Fechamento de empresas cresce 5% em Sorocaba


Suportar a prolongada duração da crise econômica do País fica cada vez mais difícil para muitas empresas. No primeiro semestre deste ano 1.233 empresas fecharam as portas em Sorocaba. O número é 5,6% superior na comparação com os primeiros seis meses de 2016, quando 1.167 negócios foram dissolvidos.

Atualmente, Sorocaba teria 74.444 empresas ativas. As informações foram levantadas pelo economista Rafael Muscari, da Associação Comercial de Sorocaba (Acso), com base em dados da Junta Comercial do Estado de São Paulo (Jucesp).

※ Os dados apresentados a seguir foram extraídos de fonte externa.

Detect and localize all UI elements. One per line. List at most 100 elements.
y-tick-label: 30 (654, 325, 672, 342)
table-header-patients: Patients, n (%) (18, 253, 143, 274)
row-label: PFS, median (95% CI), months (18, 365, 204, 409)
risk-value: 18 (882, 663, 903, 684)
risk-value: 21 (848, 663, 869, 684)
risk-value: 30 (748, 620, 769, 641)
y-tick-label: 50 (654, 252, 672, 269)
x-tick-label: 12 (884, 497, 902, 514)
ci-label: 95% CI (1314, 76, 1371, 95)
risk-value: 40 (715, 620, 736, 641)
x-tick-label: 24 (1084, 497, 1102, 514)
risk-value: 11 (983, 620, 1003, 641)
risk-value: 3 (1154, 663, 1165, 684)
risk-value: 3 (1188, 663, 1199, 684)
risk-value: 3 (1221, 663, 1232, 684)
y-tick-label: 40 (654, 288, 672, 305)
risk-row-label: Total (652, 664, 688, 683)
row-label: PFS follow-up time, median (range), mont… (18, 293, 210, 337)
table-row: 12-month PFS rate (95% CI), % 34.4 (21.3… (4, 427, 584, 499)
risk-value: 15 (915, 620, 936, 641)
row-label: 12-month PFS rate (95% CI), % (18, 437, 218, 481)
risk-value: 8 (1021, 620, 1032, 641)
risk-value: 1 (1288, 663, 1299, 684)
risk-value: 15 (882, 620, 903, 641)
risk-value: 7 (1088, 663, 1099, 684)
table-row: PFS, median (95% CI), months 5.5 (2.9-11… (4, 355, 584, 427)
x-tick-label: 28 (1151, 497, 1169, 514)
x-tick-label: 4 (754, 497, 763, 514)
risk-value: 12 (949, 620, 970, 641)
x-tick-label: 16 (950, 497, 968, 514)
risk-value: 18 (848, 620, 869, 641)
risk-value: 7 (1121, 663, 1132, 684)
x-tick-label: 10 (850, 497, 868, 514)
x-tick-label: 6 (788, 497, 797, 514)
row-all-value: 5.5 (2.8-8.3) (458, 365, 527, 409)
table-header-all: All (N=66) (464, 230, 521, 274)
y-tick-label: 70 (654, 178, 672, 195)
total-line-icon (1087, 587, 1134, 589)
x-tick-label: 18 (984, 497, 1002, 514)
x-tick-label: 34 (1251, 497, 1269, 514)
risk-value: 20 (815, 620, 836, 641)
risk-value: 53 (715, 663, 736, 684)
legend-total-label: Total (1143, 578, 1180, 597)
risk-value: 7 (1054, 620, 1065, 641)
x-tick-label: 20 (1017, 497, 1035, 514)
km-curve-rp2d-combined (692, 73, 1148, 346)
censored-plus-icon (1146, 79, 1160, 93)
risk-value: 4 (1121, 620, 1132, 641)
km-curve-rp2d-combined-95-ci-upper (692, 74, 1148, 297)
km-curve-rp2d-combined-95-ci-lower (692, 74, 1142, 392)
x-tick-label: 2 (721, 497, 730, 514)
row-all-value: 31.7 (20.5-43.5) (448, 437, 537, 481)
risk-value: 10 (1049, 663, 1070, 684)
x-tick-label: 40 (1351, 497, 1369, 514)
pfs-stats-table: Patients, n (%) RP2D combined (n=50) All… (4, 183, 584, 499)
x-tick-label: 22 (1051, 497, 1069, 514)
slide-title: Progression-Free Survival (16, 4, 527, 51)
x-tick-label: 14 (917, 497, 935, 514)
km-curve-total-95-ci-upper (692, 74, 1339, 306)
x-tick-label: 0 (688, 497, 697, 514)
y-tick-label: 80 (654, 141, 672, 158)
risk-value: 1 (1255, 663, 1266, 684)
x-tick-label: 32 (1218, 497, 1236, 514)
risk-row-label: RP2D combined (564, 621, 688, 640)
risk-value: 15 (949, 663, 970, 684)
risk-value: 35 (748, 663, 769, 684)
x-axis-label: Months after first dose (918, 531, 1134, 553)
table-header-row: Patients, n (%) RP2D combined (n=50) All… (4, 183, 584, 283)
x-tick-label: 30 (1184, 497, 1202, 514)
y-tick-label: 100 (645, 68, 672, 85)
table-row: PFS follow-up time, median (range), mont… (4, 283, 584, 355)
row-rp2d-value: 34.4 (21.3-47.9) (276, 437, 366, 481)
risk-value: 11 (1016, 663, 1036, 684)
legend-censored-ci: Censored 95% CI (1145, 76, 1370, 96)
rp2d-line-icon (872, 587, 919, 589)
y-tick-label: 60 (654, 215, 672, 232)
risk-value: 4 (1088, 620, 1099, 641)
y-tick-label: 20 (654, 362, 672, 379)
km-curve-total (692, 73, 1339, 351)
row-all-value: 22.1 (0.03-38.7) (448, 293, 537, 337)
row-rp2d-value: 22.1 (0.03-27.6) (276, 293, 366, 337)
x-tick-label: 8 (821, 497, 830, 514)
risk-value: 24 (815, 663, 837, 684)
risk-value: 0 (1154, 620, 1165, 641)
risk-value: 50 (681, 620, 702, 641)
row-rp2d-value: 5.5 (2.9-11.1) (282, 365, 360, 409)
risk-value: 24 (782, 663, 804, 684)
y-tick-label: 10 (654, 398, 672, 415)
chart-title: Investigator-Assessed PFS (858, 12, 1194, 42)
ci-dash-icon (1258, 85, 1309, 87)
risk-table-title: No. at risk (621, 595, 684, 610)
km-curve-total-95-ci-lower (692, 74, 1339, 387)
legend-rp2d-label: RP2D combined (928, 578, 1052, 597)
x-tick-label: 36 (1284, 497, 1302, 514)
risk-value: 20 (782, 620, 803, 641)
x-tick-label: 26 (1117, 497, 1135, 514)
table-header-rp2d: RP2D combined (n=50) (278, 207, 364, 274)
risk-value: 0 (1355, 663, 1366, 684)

Em relação ao número de empresas houve crescimento de 3,2% em relação a 2016, pois o surgimento de novas (principalmente micro e pequenas) suplantaram às que encerraram as atividades.

Segundo especialistas, embora alguns indicadores econômicos tenham apresentado melhoras, muitas empresas ainda sofrem com os efeitos das condições severas da recessão que atingiu o Brasil. A expectativa, no entanto, é de melhora para este segundo semestre de 2017.

Sobrevivência

Para o presidente da Associação Comercial de Sorocaba (Acso), José Alberto Cépil, o empresário é um exemplo de resiliência. "Ele é um sobrevivente nesse mercado brasileiro que não está fácil, mas acredito que melhore nesse segundo semestre", afirma. Cépil destaca que o fechamento costuma ocorrer quando realmente não há mais opções, e que o fim de um negócio é algo que reflete negativamente em toda a sociedade.

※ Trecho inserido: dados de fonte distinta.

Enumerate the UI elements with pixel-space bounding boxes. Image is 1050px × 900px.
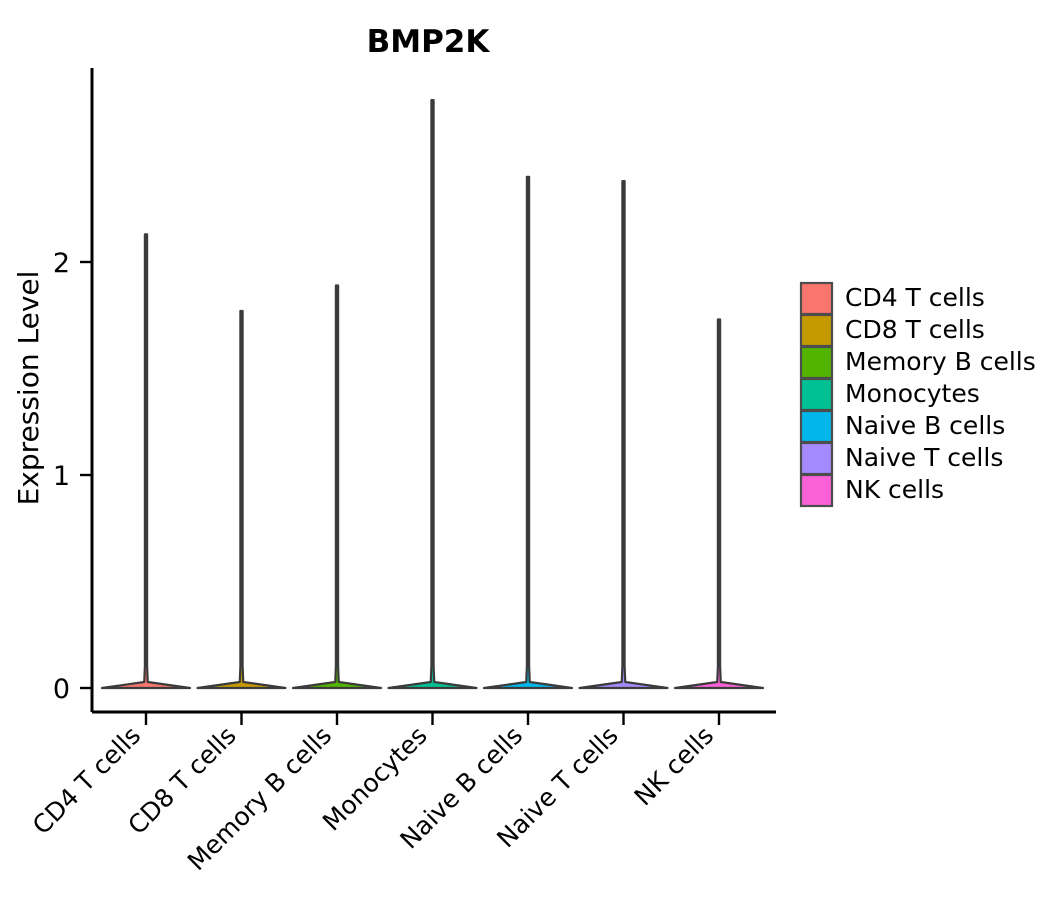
legend-label: CD8 T cells — [845, 315, 985, 344]
violin-monocytes[interactable] — [387, 99, 478, 690]
legend-swatch[interactable] — [799, 441, 834, 476]
legend-label: Naive T cells — [845, 443, 1003, 472]
legend-label: Naive B cells — [845, 411, 1005, 440]
legend-label: Monocytes — [845, 379, 980, 408]
y-axis-ticks: 0 1 2 — [53, 248, 92, 705]
y-axis: 0 1 2 Expression Level — [12, 68, 94, 712]
x-axis-ticks — [144, 712, 721, 725]
violin-memory-b-cells[interactable] — [291, 284, 383, 690]
violin-cd4-t-cells[interactable] — [100, 233, 192, 690]
y-axis-title: Expression Level — [12, 271, 45, 506]
violin-series-group — [100, 99, 765, 690]
violin-naive-b-cells[interactable] — [482, 175, 574, 690]
page-title: BMP2K — [367, 24, 491, 60]
y-tick-label: 0 — [53, 674, 70, 705]
legend: CD4 T cells CD8 T cells Memory B cells Mono… — [799, 281, 1036, 508]
legend-label: CD4 T cells — [845, 283, 985, 312]
y-tick-label: 1 — [53, 461, 70, 492]
legend-swatch[interactable] — [799, 345, 834, 380]
legend-swatch[interactable] — [799, 281, 834, 316]
violin-cd8-t-cells[interactable] — [196, 309, 287, 690]
legend-swatch[interactable] — [799, 377, 834, 412]
legend-swatch[interactable] — [799, 409, 834, 444]
legend-label: NK cells — [845, 475, 944, 504]
legend-swatch[interactable] — [799, 473, 834, 508]
violin-naive-t-cells[interactable] — [578, 179, 669, 690]
legend-swatch[interactable] — [799, 313, 834, 348]
violin-nk-cells[interactable] — [673, 318, 765, 690]
y-tick-label: 2 — [53, 248, 70, 279]
legend-label: Memory B cells — [845, 347, 1036, 376]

O presidente da Acso acredita que seja preciso capacitar os empresários e fortalecer o comércio local. A Acso inclusive, cita ele, lançou o projeto "Você compra, a cidade se transforma", com o objetivo de estimular os sorocabanos a comprarem em estabelecimentos do próprio município, contribuindo para a economia local.

"Nós temos que trabalhar fortemente para fortalecer as empresas", avalia. Segundo ele, a Acso oferece cursos e capacitações voltadas ao empresários, que podem ser conferidos no site www.acso.com.br/

Competitividade

O economista e professor da Universidade de Sorocaba (Uniso), Marcos Canhada, explica que os sinais recentes de crescimento (nos últimos meses) ainda não é o suficiente para superar o tamanho dos problemas. Neste momento é essencial que o empresários atuem nos custos e busquem aumentar a competitividade de mercado para sobreviver. "As empresas precisam otimizar seu resultados para conseguir", observa.

Assim como Cépil, Canhada ressalta que o fechamento de uma empresa provoca um efeito em cascata. Além do desemprego dos funcionários, muitos empresários encerram os negócios já endividados. Outra questão são os fornecedores, que em alguns casos dependem de determinados clientes. "Existem empresas que trabalham em função de outras", analisa.

O economista acredita que o País tem potencial para crescer, mas ainda depende questões políticas. Com muitos processos ainda em investigação, a estabilidade política segue em dúvida. "Toda essa desconfiança acaba gerando um impacto no aspecto econômico", diz. Ele observa que a expectativa de crescimento esperada ainda é "pífia" em relação ao que o Brasil necessita para sair de vez do sufoco.

Recuperação judicial pode ser alternativa



Nos escritórios de advocacia a procura pela recuperação judicial aumentou devido à crise econômica. O advogado Cícero Camargo e Silva, do escritório CSDS, percebe um maior interesse pelo recurso que dá uma sobrevida à empresa. "O objetivo (da recuperação judicial) é salvar uma empresa que é viável, mas está em dificuldade econômica", diz ele.



O advogado conta que antigamente existia a concordata e a falência, mas uma lei federal de 2005 substituiu a concordata pela recuperação judicial. Nesse tipo de ação, a empresa deve ingressar na Justiça com um plano de pagamento dos credores, demonstrando como pretende honrar essas dívidas e expondo sua viabilidade econômica. Os credores são convidados, então, a aceitar ou recusar a proposta.



O advogado ressalta que se o plano for rejeitado, é decretada falência, e se for aprovado, mas depois descumprido pela empresa, também é decretada a quebra.



Na ação, são incluídas todas as dívidas que a empresa possuir até o ajuizamento do processo, inclusive as obrigações trabalhistas. Como o tempo de finalização da recuperação judicial varia -- em alguns casos pode levar até anos -- o empresário deve estar atento ao fato de que as dívidas adquiridas após o ingresso da ação não fazem parte do processo.



O advogado destaca os efeitos do fechamento das empresas na sociedade: o desemprego, a queda de consumo e da arrecadação tributária. "Uma empresa falida é uma roda que gira para trás", resume.